- The Washington Times - Thursday, July 30, 2015

Obamacare’s co-ops, designed to give more choices for insurance, lost hundreds of millions of dollars in their first year and didn’t attract anywhere near as many customers as they had hoped, meaning they may go insolvent and default on taxpayer-funded loans, according to a government audit released Thursday.

One co-op already went belly-up, and all but one of the 22 others lost money in 2014, the Department of Health and Human Services inspector general said. Maine’s co-op was the only one to make money, reaping $5.86 million after it won 80 percent of the state’s Obamacare consumers.

All told, the co-ops lost $376 million and fell more than 100,000 customers short of their projections as of Dec. 31.

Auditors said they couldn’t even get year-end data for the Iowa/Nebraska co-op because state insurance regulators stepped in and liquidated it in March.

The co-ops, or Consumer Operated and Oriented Plans, were a key part of congressional Democrats’ health care plans, serving as a backup after they were unable to win passage of a “public option,” or government-run plan to be offered in each state health exchange.

The nonprofit co-ops were intended to offer a consumer-oriented alternative to big business insurance companies when the Affordable Care Act began to offer subsidized coverage on web-based marketplaces in Jan. 2014.

Pundits at the time warned they would have a hard time competing for market share, and the auditors found that to be the case in many states.

“The low enrollments and net losses might limit the ability of some co-ops to repay startup and solvency loans and to remain viable and sustainable,” the inspector general said.

The Centers for Medicare and Medicaid Services (CMS) has doled out $2.4 billion in loans to the co-ops.

The lines of credit came in two forms — startup loans to get their operations going and solvency loans to help the nonprofits keep enough capital on hand to meet state licensing requirements.

Failure to attract enough customers, combined with claims that exceeded premiums, have left many of the nonprofit issuers struggling to tread water.

The report said CMS singled out four co-ops for enhanced oversight and warned two of them enrollment was dangerously low, but it hadn’t set out guidance for how to tell if a co-op is still viable or sustainable.

The inspector general said the co-ops were failing for a number of reasons: Obamacare websites crashed upon launch in fall 2013; co-ops had difficulty obtaining insurance licenses on time or dealt with shake-ups in management; and several co-ops offered high-priced plans that couldn’t compete with name-brand insurers.

Arizona, which predicted nearly 24,000 customers in its first year, ended up with just 869, or 4 percent of its projection.

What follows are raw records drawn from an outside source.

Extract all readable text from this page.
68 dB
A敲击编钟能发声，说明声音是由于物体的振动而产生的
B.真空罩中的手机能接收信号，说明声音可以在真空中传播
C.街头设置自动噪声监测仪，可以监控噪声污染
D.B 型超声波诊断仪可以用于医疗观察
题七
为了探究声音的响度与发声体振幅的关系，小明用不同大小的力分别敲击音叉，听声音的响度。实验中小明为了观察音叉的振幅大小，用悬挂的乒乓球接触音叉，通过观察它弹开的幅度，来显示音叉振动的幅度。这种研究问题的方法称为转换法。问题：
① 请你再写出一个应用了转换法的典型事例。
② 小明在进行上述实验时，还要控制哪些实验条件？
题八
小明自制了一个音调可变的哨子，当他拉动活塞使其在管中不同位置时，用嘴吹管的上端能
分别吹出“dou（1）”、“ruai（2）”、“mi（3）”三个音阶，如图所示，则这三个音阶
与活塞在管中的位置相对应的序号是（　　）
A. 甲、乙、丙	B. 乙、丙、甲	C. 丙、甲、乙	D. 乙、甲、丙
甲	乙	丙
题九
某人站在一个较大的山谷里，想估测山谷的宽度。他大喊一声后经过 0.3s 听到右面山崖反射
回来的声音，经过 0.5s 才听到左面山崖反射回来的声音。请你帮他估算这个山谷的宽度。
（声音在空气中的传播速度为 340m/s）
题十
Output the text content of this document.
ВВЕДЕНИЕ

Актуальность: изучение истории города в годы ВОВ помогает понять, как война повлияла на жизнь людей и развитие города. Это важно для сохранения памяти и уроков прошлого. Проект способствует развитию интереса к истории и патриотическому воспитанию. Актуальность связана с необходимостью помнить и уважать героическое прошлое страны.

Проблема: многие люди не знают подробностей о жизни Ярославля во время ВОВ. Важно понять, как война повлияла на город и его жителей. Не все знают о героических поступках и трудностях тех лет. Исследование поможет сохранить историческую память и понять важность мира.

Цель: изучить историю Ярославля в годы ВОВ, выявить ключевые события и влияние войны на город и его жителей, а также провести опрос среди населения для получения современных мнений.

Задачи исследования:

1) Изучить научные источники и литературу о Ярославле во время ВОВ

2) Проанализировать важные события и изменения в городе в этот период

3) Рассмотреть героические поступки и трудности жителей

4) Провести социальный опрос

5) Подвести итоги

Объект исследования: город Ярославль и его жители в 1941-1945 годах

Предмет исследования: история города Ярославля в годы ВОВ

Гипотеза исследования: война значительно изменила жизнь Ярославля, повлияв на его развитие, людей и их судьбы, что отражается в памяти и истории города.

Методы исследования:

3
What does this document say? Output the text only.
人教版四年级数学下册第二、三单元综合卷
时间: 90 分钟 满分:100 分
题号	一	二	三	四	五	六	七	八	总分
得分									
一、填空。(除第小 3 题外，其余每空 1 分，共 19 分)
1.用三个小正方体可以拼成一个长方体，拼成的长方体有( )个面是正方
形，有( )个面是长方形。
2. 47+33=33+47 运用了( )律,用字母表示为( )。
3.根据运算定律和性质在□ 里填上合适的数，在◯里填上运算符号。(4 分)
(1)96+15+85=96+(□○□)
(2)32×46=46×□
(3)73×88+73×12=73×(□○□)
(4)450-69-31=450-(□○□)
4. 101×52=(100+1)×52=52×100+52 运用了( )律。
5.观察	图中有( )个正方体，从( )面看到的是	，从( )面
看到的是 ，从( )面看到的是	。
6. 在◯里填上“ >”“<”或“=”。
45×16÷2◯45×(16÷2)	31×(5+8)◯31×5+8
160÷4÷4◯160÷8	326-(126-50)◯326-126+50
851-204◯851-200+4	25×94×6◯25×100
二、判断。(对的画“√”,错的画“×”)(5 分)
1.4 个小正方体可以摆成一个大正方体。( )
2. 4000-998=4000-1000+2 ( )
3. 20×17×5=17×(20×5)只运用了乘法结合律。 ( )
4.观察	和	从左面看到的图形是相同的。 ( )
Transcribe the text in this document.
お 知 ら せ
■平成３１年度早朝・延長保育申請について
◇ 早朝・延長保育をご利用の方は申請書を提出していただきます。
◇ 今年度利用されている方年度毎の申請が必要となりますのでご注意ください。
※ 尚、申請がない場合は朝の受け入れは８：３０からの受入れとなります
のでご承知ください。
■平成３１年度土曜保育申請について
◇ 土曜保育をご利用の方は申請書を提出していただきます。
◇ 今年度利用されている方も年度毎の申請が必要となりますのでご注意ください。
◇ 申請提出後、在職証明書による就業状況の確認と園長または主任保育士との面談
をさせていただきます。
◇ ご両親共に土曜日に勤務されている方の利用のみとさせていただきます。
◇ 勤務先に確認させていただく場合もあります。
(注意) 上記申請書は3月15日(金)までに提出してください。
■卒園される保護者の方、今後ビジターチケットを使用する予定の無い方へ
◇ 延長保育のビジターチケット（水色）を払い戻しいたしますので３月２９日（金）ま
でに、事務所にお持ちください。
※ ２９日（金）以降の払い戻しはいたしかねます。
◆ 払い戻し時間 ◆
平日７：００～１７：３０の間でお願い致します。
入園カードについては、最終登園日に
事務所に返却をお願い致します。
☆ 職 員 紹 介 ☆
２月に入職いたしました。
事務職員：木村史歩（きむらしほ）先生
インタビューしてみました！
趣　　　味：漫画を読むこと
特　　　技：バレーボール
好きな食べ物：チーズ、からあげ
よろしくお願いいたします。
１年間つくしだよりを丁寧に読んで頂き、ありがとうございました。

It lost $7.2 million.

New York’s co-op did the best in enrollment, having projected about 30,000 customers but ending up with 155,402 at year’s end. Still, it lost $35.2 million. Illinois projected it would be $28.2 million in the black come Dec. 31, but it lost $17.6 million.

Kentucky’s co-op lost the most money, ending up $50 million behind.

Those co-ops that ended up with higher enrollment than projected, including New York and Kentucky, tended to offer lower-priced plans, the IG said.

In a written response, the administration said it is launching a series of audits and site visits to make sure co-ops comply with the terms of their loans.

“The CO-OPs enter the health insurance market with a number of challenges, including building a provider network to pricing premiums that will sustain the business for the long-term,” CMS Acting Administrator Andy Slavitt said in a letter to the inspector general. “As with any new set of business ventures, it is expected that some CO-OPs will be more successful than others, but CMS will continue to actively monitor each CO-OP’s progress, and remains committed to facilitating access to affordable, high-quality health insurance for all Americans.”

A trade group, the National Alliance of State Health CO-OPs, also pleaded for patience, saying enrollment grew after the audit period and that “return on investment for CO-OPs was never expected to be immediate.”

“The Office of Inspector General report reveals little in the way of new information about CO-OPs, and unfortunately relies primarily on seven-month-old data that does not reflect the most recent open enrollment period,” alliance CEO Kelly Crowe said.

“With the courage to innovate also comes the risk of occasionally falling short of expectations,” she added. “Though still in their infancy, CO-OPs will continue to work toward their mission of providing affordable and high-quality health insurance to those who need it most.”

Among its recommendations, the inspector general said CMS should place failing co-ops on oversight plans, pinpoint how it can tell if a co-op is struggling and go after unpaid funds from terminated co-ops.

Congressional Republicans, though, said the co-ops’ misfortunes were yet another symptom of a failed health care law.

“Every aspect of Obamacare is in bad shape,” Sen. Orrin G. Hatch, Utah Republican, said.